La France peut-elle vraiment atteindre 40 % d’ENR dans son mix électrique en 2030 ?
L’objectif est ambitieux mais « atteignable » selon Observ’ER, sous conditions. Il faudrait passer de 32,5 % à 40 % en 4 ans, soit raccorder environ 8 à 9 GW par an. Le solaire peut maintenir ce rythme, mais l’éolien terrestre doit impérativement accélérer. La PPE3 fixe les objectifs, mais les procédures d’autorisation restent le principal goulot d’étranglement.
Pourquoi y a-t-il des heures de prix négatifs sur l’électricité en France ?

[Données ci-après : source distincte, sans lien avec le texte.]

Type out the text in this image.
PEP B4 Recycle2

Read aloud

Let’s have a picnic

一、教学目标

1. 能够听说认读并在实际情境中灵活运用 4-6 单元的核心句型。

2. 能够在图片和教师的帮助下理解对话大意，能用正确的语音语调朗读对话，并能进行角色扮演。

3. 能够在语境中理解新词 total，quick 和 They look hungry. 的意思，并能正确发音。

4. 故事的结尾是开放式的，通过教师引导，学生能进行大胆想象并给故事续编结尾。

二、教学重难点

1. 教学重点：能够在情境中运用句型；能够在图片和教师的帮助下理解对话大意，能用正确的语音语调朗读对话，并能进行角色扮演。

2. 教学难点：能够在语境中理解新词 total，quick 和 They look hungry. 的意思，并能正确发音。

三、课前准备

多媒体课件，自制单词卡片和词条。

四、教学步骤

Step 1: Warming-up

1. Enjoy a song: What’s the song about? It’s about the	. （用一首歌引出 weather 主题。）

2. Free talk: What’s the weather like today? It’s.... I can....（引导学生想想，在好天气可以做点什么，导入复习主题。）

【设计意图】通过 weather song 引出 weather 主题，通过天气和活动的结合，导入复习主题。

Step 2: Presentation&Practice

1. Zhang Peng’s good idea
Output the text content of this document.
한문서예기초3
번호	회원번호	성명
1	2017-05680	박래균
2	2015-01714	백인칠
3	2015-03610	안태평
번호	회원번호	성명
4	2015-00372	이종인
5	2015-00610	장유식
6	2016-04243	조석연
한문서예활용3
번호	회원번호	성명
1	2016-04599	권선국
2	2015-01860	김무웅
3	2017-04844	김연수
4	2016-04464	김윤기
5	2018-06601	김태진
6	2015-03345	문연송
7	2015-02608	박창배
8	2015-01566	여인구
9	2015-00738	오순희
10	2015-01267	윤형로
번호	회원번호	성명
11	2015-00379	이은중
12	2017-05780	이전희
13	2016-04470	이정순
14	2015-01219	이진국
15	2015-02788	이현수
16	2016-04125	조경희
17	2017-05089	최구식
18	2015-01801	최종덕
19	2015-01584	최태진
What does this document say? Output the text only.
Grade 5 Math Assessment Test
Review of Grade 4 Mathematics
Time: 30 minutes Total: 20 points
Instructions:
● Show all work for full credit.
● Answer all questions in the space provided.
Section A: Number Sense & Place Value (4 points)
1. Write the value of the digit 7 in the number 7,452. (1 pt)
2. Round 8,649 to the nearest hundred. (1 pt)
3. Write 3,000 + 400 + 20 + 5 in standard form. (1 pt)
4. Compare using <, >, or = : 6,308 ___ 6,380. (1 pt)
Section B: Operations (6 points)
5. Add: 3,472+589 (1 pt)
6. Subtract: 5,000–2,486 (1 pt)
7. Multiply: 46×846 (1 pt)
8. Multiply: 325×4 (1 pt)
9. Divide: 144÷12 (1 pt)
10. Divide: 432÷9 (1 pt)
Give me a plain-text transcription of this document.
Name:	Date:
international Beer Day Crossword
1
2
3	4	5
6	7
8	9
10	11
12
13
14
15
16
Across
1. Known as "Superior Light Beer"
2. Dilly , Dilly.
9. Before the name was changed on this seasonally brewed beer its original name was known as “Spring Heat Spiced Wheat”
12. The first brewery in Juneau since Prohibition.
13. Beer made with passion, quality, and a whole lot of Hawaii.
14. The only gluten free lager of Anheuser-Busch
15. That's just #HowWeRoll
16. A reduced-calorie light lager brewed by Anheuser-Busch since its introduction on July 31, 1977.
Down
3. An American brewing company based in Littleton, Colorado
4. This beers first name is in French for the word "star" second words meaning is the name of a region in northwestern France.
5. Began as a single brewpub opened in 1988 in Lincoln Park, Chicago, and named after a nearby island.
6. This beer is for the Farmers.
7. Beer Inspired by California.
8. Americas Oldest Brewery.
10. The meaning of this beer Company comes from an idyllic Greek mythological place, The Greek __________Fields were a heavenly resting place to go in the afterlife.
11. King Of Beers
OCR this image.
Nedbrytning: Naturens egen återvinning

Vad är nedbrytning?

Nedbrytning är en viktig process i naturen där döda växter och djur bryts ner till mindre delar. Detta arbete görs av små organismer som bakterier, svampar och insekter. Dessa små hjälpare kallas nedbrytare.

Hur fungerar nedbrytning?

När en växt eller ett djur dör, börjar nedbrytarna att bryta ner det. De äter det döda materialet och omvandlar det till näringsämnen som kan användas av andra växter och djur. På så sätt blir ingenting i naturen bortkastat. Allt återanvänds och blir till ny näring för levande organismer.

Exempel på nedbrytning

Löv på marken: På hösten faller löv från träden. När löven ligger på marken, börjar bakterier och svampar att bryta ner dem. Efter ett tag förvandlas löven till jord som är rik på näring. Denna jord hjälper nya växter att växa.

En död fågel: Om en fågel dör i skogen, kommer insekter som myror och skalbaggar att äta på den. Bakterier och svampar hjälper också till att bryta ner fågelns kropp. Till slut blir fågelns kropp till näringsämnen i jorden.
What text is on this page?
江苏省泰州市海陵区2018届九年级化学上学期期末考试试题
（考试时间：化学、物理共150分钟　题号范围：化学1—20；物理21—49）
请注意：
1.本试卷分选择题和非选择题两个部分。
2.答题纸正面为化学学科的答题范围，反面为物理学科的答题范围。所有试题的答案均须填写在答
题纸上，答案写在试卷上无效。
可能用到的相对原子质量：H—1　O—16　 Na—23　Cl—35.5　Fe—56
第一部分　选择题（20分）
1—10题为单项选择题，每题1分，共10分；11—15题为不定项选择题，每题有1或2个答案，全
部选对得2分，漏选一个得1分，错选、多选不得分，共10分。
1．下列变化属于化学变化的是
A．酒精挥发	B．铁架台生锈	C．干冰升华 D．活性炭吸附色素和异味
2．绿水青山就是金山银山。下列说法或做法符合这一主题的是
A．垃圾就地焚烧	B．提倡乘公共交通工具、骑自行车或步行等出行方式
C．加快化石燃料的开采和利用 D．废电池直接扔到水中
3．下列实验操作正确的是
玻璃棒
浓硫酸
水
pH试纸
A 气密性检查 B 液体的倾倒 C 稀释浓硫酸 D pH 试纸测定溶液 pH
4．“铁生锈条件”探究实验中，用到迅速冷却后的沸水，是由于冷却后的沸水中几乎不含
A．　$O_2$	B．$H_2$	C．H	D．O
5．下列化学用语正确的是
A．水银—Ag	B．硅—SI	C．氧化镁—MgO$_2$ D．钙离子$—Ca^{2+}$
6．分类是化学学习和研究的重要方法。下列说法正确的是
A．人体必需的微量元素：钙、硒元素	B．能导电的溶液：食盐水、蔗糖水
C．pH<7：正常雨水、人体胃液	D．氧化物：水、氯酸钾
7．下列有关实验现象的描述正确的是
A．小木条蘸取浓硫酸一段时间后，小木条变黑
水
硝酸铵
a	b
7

Les prix négatifs surviennent quand la production dépasse la consommation — typiquement les dimanches de printemps, quand le nucléaire tourne à plein et le solaire produit fortement. Avec 513 heures en 2025, ce phénomène est en hausse. Il peut décourager les investissements dans de nouvelles capacités ENR si les mécanismes de soutien ne sont pas adaptés. La CRE travaille à une réforme pour limiter cet effet. En parallèle de ces données annuelles, les chiffres Enedis du T1 2026 montrent que 1 418 MW photovoltaïques ont été raccordés au premier trimestre, un niveau soutenu qui reflète l’inertie de la file d’attente du boom solaire de 2022-2024.
Dans ce contexte de forte croissance du parc renouvelable, le rapport Lévy-Tuot sur l’optimisation du soutien public aux ENR, rendu public en avril 2026, propose 45 recommandations pour maîtriser le coût du soutien — évalué à 6,8 milliards d’euros en 2026 — sans compromettre la trajectoire de déploiement.
Lecture complémentaire : Mix électrique UE 2025 : solaire et éolien à 30 %, devant les fossiles — le rapport Ember situe la France dans le panorama européen et explique pourquoi notre dynamique solaire reste deux fois plus lente que celle de l’Allemagne.
Cette progression des renouvelables renforce l’urgence du stockage : les batteries de réseau de grande capacité (BESS) sont en plein essor en France, avec plus de 600 MW de nouveaux projets confirmés en 2026 pour équilibrer un réseau de plus en plus renouvelable.